The morning is crisp, the ground muddy. Dark clouds from the night's rain hug the surrounding mountains like sooty cotton candy. Hawks circle overhead.
In the distance, six men and a woman on horseback push several dozen cattle across a shallow river. Their loud bawling fills the valley like a drunken horn section.
"C'mon! Get up here where the action is, please?" Steve Tellam shouts to one of his volunteer vaqueros, friends who relish the opportunity to use their quarter horses for a task they were bred to do. His brother the home builder is among them.
It's the twilit Western come back as an LA Times article--those proud few still hacking it, their brothers building houses--this implicit holiness or even martyrdom to the Last Cowboy--The Vanishing Cowboy.
It's a romanticism that in many ways stops any material discussion of the situation. This way of life is called dying, then a little show of grief, then we can file the cowboy away with the dying things. Well, what precisely is valuable about this vanishing way of life? Chiara makes a good point; there is a huge accumulation of corporeal knowledge, of cows, of the land, horses, that isn't documented, and is abandoned further down the production chain of the feed lots and slaughterhouses. Movements like Slow Food or free-range/organic livestock recuperate or reinvent this knowledge, but I wonder how much adopting the "common sense" of the long-time rancher at every level of large-scale food production could help create a healthier food industry. We don't make any progress with this human interest story; it's not news, it's not research, it's a eulogy for something that's not dead yet. Almost by its own admission, this latest LA Times article perpetuates a suspended, Romantic state of vanishing. The article has a precedent in 1934; this way of life has been "disappearing fast" for over seventy years. Already, when the arthritic senior Tellam was just learning to walk, the cowboy way of life was declared on its death bed. As a result of this nostalgic discourse, we still, as Chiara said, have yet to figure out precisely what it is that's at stake in terms of our relationship to land: what knowledge, what values. Well according to the LA Times, it's... Natural knowledge, Natural values, which are threatened by City values. Something like that.
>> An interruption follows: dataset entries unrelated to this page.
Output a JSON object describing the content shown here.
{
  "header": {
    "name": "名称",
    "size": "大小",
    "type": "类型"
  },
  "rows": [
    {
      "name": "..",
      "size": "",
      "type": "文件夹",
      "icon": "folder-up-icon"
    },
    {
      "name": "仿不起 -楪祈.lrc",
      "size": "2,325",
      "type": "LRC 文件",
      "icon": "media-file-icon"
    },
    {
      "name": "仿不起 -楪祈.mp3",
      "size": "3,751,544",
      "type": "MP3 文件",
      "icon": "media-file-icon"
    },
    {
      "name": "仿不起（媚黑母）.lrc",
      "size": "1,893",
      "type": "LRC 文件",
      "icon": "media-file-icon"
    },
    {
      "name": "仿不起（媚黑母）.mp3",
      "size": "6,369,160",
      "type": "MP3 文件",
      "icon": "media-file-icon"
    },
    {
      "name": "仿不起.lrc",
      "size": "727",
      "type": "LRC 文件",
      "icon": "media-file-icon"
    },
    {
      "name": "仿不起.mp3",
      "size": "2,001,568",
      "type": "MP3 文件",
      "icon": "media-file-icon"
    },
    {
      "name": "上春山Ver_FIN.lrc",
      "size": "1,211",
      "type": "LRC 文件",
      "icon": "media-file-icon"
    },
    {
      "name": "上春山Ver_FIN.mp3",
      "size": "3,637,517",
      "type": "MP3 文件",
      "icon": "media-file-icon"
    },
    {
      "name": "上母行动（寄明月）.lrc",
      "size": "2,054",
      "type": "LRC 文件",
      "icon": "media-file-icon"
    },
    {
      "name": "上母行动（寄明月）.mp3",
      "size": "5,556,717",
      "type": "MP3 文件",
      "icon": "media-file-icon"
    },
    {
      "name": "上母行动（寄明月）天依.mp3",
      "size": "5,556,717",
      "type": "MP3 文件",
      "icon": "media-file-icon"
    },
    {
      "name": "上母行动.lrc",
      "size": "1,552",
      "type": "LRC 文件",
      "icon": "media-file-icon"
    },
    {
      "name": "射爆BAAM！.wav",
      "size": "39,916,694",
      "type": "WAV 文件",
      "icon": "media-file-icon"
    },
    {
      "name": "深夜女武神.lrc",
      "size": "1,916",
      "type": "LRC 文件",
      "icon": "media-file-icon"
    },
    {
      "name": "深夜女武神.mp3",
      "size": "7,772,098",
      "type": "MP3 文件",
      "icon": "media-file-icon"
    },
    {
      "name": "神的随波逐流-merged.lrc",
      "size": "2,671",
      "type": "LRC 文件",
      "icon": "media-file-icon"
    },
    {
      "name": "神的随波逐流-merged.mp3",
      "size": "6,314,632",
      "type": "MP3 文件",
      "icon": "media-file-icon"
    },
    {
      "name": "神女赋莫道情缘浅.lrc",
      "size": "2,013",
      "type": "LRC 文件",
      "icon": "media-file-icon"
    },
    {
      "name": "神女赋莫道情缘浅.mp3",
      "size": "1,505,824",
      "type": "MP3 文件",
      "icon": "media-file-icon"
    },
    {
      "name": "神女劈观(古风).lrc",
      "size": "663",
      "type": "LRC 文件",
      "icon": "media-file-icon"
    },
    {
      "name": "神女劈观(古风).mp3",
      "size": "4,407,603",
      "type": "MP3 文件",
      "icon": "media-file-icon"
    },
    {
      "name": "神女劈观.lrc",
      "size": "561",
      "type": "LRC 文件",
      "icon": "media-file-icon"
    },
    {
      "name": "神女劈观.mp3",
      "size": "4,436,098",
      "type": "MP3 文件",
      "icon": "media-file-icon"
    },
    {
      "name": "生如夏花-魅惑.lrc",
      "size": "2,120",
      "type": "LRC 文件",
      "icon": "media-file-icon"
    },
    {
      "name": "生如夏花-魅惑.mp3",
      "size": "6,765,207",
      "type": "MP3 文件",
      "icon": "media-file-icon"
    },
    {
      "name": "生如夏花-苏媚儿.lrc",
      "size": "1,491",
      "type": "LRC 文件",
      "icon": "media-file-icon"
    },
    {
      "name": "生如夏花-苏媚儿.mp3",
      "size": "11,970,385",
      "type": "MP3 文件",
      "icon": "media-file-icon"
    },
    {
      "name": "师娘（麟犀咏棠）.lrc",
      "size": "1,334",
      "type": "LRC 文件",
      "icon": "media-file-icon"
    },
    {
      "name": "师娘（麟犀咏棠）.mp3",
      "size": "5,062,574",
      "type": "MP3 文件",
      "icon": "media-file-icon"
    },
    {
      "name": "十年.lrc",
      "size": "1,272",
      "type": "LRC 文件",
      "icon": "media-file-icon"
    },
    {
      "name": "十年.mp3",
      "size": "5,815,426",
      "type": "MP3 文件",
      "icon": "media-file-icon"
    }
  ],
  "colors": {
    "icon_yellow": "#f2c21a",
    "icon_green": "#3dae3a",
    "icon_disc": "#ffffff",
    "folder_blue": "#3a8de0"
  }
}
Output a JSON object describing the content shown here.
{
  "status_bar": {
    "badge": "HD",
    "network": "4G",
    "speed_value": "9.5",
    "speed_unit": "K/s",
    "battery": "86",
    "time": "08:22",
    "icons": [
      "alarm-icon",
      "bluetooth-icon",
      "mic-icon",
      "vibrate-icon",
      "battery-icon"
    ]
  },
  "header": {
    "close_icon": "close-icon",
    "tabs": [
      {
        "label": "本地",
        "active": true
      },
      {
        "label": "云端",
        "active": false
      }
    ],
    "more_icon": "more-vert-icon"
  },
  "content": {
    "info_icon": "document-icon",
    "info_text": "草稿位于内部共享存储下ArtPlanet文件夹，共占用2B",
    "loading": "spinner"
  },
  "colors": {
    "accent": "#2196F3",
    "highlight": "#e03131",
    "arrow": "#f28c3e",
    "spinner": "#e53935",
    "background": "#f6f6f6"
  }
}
The problem is generalized and buried.
Those soulless city folk "pedal past" in their chemical, freakish Day-Glo uniforms, so sucked dry of soul by their daily commute, by the city they chose over Nature--as the city "sucks" the pastures dry of water--this pathetically mediated bicycling communion with the wild their only respite, those poor bastard cyclists, too jaded or worn dumb by civilization to so much as GLANCE at this pure miracle of life, this glowing starving calf, in the arms of the Last Cowboy, who gentles a life-giving teat between its pure and pumping lips.
But no, this is a dude who does it, this Tellam dude--he knows exactly how much it costs these days to fill the tank on that Chevy.